Grassley also charged that Akhmetshin worked with Fusion GPS, the group including a former British intelligence officer who produced a dossier last year setting out details of claimed financial and political links between the Trump campaign — including Donald Trump Sr. — and Russian officials.

Futerfas insisted that Trump Jr. knew nothing about Akhmatshin’s background at the time of the meeting.

When asked about whether he now had reservations, Futerfas responded, “I have absolutely no concerns about what was said in that meeting.”

Akhmetshin opened his first Washington lobbying office in 1998. Called the International Eurasian Institute for Economic and Political Research, its declared mission was to “help expand democracy and the rule of law in Eurasia”. His earliest clients included members of Kazakhstan’s opposition before he fled the country for the US, becoming a citizen in 2009.

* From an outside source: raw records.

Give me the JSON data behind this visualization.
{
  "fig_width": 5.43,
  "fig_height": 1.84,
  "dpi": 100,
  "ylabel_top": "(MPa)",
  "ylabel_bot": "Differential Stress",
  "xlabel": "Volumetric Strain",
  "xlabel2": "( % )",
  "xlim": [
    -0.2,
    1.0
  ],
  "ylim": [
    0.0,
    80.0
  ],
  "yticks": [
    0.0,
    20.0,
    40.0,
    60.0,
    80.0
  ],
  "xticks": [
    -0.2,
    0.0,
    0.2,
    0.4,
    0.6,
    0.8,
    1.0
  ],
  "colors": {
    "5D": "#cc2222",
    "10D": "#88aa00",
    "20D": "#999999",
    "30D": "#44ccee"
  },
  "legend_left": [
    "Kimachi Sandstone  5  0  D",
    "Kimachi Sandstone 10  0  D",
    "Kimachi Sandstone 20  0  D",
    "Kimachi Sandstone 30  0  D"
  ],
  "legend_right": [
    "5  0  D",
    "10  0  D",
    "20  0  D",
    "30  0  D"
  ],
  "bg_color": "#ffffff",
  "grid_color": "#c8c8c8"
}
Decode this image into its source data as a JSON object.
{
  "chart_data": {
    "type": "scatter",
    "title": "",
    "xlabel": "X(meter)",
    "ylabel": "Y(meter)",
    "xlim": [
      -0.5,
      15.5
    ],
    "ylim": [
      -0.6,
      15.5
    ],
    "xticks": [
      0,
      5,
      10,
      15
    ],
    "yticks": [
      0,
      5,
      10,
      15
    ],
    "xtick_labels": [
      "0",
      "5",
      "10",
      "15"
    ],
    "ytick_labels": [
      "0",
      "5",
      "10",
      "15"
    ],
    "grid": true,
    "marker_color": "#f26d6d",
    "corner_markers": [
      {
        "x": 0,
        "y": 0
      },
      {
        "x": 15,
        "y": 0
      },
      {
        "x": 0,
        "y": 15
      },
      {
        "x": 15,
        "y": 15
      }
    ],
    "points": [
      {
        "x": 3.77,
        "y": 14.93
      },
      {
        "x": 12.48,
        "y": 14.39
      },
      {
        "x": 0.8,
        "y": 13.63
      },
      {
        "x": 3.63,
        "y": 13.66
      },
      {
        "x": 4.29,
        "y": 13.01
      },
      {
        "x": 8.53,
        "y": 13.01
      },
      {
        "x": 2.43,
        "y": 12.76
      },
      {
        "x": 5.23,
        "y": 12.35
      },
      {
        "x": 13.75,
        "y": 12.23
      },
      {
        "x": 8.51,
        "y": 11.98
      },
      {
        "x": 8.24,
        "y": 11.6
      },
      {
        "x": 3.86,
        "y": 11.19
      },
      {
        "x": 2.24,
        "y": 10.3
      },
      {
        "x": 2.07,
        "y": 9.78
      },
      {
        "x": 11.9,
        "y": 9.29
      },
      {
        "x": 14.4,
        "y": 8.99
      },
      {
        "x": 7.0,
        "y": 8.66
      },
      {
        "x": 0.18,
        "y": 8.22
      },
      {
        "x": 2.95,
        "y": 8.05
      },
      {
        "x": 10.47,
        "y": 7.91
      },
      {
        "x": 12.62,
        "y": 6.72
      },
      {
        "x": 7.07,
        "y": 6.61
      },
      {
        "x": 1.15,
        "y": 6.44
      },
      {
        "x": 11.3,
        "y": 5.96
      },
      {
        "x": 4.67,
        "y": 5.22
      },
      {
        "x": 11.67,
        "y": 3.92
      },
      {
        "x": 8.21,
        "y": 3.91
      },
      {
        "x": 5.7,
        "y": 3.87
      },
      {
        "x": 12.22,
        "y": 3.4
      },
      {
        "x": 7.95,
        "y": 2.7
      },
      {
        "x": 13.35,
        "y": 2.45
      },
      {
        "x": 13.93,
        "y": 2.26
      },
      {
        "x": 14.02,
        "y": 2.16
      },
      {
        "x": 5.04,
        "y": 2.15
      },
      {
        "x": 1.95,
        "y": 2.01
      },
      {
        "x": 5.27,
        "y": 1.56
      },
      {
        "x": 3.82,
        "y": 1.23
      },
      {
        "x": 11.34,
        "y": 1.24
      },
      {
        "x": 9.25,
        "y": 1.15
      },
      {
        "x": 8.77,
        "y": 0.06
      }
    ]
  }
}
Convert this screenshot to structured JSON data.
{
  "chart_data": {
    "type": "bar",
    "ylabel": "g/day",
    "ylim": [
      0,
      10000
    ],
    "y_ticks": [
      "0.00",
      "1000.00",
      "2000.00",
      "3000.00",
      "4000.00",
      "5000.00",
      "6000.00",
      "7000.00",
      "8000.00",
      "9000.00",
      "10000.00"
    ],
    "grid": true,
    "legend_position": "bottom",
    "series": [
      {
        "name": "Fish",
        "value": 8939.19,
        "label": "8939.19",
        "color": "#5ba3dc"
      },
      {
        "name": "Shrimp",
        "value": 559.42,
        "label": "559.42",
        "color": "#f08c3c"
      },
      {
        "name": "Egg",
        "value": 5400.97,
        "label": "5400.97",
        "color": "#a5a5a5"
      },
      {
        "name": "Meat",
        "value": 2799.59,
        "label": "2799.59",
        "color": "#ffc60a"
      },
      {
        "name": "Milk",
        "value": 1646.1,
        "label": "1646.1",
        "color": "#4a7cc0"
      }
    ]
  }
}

In 2011 Akhmetshin was accused of helping to organize a smear campaign against a former Russian Duma deputy who had sought political asylum in the US. And in 2015, he was named in federal and state courts for involvement in the hacking of International Mineral Resources, a mining company based in The Netherlands, to steal sensitive and confidential materials.

Like Veselynitskaya, Akhmetshin represented HRAGI, which has lobbied Congress for removal of sanctions on Russia. That has included issues around the ban on the adoption of Russian children by American families, imposed by Vladmir Putin after Congress’s passage of the Magnitsky Act imposing sanctions for human rights violations.

Trump Jr. initially said last Saturday, after the meeting was revealed by The New York Times, that it was about “adoptions”. However, he changed the story after further information established that the discussion was prompted by claims that the Russians had damaging material on Hillary Clinton — information confirmed by Trump Jr’s e-mails to Goldstone.

HRAGI removed Akhmetshin from its roster of lobbyists on May 8, five days before the Justice Department settled a long-running corruption case against a Russian company called Prevezon Holding. HRAGI represented Prevezon’s owner, whose lawyer is Veselnitskaya.